TOURISME- BIBLIOTHÈQUE D’ALMANACH-
MÉMOIRES SAÏD BOUKHELIFA- « MÉMOIRES TOURISTIQUES ALGÉRIENNES...... »
Mémoires touristiques algériennes,
1962-2018.Souvenirs, témoignages, portraits ,
statistiques. Essai
de Saïd Boukhelifa (Préface de Abderrahmane Berrouane, dit « Saphar ») . Edition à compte
d’auteur, Alger 2019, 639 pages, 1650
dinars.
Au total, l’Algérie, durant l’été 1962, a hérité
de la France coloniale, 5 922 lits se répartissant ainsi : 2 969
pour le balnéaire (mer), 2 377 pour l’urbain, 486 pour le saharien (Oasis et
Saoura) et 90 pour le climatique (Chréa, Blida et Seraidi/Annaba)
...ajoutez-y l’ensemble des bars, brasseries et
restaurants des grands centres urbains. Un patrimoine géré par l’Onat, rattaché au ministère de la Jeunesse, des Sports et
du Tourisme....confié alors à......Abdelaziz Bouteflika. Siège du
ministère : au sein du supermarché « Bon Marché » (2è et 3è étages) , rue Ben M’hidi (ex-Isly)
.....qui comportait en son étage un restaurant –bar fameux ,
l’Alhambra.
L’Algérie était alors (durant la
colonisation), et longtemps, surnommée la « Californie africaine »

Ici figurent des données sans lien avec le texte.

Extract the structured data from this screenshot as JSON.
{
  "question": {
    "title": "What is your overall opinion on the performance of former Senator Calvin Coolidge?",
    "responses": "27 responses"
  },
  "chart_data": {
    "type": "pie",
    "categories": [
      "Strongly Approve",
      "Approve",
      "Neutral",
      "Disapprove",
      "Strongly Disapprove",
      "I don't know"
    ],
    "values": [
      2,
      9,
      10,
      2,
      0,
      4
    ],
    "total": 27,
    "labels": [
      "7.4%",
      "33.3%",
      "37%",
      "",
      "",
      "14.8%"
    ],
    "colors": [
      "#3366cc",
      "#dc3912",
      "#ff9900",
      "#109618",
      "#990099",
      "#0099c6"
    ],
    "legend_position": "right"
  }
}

....chaque année voyant plus de 50 000 touristes étrangers accoster le
long des côtes maritimes
1965 : le président Boumediene aurait
déclaré (selon Lacheraf) que « le développement
de l’économie du tourisme en Algérie risquait de favoriser un nouvel
impérialisme ». La messe était dite ! Elle sera répétée en 1978
(« dans l’euphorie ambiante de la Charte nationale », puisque le ministre de l’époque était allé
jusqu’à dire que les touristes étrangers « nous amènent, par leur
comportement indécent , leurs microbes » ). Il était
objectivement impossible de développer
un secteur basé sur le « bien voyager », le « bien se
détendre », le « bien s’amuser », le « bien manger »,
le « bien curieux des sites et des musées ».....avec une conception
(officielle, cela va de soi !) de
vie austère et fermée au monde et à l’étranger, sans cesse suspectés de tous les maux, de tous les
complots et de tous les vices.
Résultat des courses : Malgré des
Chartes et autres recommandations politiques se référant au tourisme (66, 76, 80, 86..), malgré
l’existence de cadres bien-formés (au départ à l’étranger , et appuyés par des
personnels ayant une forte expérience du terrain), malgré quelques dirigeants
,qualifiés, par l’auteur, d’exception, le tourisme algérien ne
« vit » que le temps de passage d’ « hirondelles ».Tout particulièrement
durant les années soixante-dix où on «apprenait à faire du tourisme » avec
un ministre qui avait quand même duré, Abdelaziz Maoui.
C’était le temps de Pouillon, l’architecte,
et de la construction des grands complexes.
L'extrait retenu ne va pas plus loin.